Again, we appreciate the reviewer for the time and positive position. Your comments made us think carefully, and we feel we have successfully addressed and clarified all the comments you raised. Please let us know in case there are remaining questions/concerns; we hope to be able to have an opportunity to further answer them.

We appreciate the reviewer for taking a positive stance and providing helpful comments on unclear aspects and constructive suggestions. Below, we tried to carefully address the concerns raised by the reviewer.

Are two GMMs fitted for $X_L$ and $X_{UL}$, respectively?

As the reviewer correctly pointed out, we need to obtain GMM parameters ($\psi := \pi, \mu, \sigma^2$) in latent space for the label set ($X_L$) and the unlabeled set ($X_{UL}$), respectively. For $X_{UL}$, a GMM $\psi_{UL}$ is fitted via EM algorithm. However, for $X_L$, since the label information is given, GMM parameters $\psi_{L}$ for each mode (i.e., class) can be efficiently obtained by directly computing mean and variance for each class without performing iterative EM algorithm.

Detailed explanation regarding Equation (2).

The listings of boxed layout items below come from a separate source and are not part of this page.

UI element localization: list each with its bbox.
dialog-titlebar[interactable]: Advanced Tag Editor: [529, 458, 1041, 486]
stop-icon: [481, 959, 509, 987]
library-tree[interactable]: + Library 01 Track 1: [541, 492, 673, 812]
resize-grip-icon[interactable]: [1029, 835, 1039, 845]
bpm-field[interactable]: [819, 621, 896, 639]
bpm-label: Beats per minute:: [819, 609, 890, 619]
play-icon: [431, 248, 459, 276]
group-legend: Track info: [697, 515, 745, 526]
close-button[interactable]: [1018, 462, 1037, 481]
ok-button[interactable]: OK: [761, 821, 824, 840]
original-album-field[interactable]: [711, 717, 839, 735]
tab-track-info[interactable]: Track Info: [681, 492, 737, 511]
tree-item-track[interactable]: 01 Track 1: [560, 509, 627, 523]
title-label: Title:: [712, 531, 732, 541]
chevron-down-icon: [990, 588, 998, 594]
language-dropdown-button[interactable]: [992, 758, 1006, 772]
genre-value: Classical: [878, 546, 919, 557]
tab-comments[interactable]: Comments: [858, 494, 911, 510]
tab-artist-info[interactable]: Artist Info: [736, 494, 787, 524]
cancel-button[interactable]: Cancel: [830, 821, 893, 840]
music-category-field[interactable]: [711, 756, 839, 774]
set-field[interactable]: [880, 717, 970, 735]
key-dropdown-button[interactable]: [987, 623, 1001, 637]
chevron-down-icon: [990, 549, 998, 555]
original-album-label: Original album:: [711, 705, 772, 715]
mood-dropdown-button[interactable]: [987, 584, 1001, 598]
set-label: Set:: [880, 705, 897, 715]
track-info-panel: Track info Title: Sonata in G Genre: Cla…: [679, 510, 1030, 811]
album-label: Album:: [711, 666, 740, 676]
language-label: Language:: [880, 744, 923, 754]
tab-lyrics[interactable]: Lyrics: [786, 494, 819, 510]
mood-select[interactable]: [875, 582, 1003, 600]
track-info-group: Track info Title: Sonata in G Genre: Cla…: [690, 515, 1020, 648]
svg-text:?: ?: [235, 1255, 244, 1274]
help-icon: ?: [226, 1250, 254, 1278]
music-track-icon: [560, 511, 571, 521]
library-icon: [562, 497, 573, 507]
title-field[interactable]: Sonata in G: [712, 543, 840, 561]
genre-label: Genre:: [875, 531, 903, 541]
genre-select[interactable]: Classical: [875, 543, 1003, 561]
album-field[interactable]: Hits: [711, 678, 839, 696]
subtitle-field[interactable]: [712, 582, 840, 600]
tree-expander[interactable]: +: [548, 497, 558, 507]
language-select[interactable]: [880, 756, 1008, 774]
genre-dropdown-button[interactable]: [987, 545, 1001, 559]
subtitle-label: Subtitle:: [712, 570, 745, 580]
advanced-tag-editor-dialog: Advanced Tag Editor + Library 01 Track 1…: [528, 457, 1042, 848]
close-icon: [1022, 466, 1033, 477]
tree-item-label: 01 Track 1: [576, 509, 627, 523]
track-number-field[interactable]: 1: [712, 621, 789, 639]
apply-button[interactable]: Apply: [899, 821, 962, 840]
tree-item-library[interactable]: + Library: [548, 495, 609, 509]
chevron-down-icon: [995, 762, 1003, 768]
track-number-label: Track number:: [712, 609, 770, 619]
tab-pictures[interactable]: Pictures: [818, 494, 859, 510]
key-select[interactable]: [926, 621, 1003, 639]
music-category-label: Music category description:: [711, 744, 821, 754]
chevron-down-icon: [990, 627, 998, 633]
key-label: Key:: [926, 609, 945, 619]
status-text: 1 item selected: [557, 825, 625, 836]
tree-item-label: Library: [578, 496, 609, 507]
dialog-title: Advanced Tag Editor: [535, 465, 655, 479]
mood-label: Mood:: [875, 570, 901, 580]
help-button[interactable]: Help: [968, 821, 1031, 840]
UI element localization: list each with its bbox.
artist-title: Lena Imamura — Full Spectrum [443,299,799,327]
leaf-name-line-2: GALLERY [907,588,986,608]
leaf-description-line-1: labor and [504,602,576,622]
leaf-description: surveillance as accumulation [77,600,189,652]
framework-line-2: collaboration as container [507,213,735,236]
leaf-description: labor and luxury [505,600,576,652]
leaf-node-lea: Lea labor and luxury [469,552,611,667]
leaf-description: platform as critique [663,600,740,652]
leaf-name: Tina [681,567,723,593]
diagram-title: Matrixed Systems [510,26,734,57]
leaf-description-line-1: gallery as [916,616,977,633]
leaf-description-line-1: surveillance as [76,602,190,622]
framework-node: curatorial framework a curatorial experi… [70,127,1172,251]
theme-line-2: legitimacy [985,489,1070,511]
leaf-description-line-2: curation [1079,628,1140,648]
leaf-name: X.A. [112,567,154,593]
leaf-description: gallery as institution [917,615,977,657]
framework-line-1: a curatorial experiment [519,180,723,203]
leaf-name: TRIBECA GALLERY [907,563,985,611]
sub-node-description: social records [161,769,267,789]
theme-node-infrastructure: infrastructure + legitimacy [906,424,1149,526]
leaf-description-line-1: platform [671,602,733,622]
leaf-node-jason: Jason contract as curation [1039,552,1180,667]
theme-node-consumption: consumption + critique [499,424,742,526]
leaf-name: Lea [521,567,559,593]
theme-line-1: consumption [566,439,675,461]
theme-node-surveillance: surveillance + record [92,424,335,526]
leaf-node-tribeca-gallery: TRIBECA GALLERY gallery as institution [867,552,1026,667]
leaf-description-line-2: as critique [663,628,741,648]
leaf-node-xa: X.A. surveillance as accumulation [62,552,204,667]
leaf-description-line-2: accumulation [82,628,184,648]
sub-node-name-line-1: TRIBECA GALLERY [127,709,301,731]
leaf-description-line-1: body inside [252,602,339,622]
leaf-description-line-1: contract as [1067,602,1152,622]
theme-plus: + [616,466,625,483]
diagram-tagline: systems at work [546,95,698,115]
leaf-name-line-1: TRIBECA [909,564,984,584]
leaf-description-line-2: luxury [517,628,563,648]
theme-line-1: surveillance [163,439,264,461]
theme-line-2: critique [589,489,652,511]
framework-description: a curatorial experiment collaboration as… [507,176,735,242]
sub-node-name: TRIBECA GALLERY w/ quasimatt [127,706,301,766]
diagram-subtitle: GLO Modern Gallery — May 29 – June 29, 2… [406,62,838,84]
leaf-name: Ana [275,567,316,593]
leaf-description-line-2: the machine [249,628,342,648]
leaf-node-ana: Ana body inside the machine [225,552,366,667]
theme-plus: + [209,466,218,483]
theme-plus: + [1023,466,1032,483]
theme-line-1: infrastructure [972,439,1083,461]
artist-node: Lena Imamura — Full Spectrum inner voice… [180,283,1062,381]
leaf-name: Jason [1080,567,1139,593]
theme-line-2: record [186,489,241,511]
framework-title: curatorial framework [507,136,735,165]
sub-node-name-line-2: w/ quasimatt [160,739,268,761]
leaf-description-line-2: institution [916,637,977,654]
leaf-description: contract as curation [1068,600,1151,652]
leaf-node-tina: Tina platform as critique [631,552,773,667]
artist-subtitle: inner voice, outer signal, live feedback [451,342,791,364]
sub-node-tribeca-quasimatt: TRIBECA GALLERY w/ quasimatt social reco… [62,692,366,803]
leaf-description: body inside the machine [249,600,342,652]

As mentioned above, since label information is available when obtaining a GMM $\psi_{L}$, each Gaussian mode of the fitted GMM can be matched to each category (class) in the labeled data. However, when a GMM $\psi_{UL}$ is fitted to the unlabeled samples via EM algorithm, the order of clusters can be scrambled since label information is unknown for the unlabeled samples. In this context, the Bhattacharyya distance in Eq. (2) is utilized to align each mode in the unlabeled GMM $\psi_{UL}$ with the corresponding category (mode) in the labeled GMM $\psi_{L}$, through Hungarian matching problem. Note that the intention behind using Eq. (2) is not to compare or calculate the distance between GMMs, but rather to compute the distance between two Gaussian distributions from each GMM for $X_L$ and $X_{UL}$ for alignment. Therefore, the mixing coefficient ($\pi_k$) does not play a meaningful role in this context. Furthermore, the mixing coefficient ($\pi_K$) in GMMs reflects the occurrence frequency of samples for each category. Therefore, in real-world scenarios such as imbalance settings where the class distributions of labeled and unlabeled sets are different, considering this coefficient ($\pi_k$) to align the Gaussian modalities from two different GMMs can hamper correct matching. For this reason, we solve the matching problem through equation (2) without considering the coefficient ($\pi_k$).

Rationale behind Equation (3)

As the reviewer mentioned, the goal of Equation (3) is to perform adversarial training based on GMM information to reduce the distribution discrepancy between $X_L$ and $X_{UL}$ in latent space, and it offers important advantages in AL. This is because models are susceptible to overfitting due to the limited size of $X_L$ in the early stages of AL (Distinct difference between the distributions of $X_L$ and $X_{UL}$ can be seen in Fig. 1 of the main paper). Considering the nature of AL, we believe it is almost impossible for Equation (3) to align $X_L$ with $X_{UL}$ to be indistinguishable in the embedding space during challenging early AL cycles. As pointed out by the reviewer, there might be a moment when it is possible for Equation (3) to align $X_L$ and $X_{UL}$ when the size of $X_L$ grows enough. However, this implies that training the model using only $X_L$ can achieve performance similar to using $X_L$ + $X_{UL}$, overshadowing the need to apply active learning.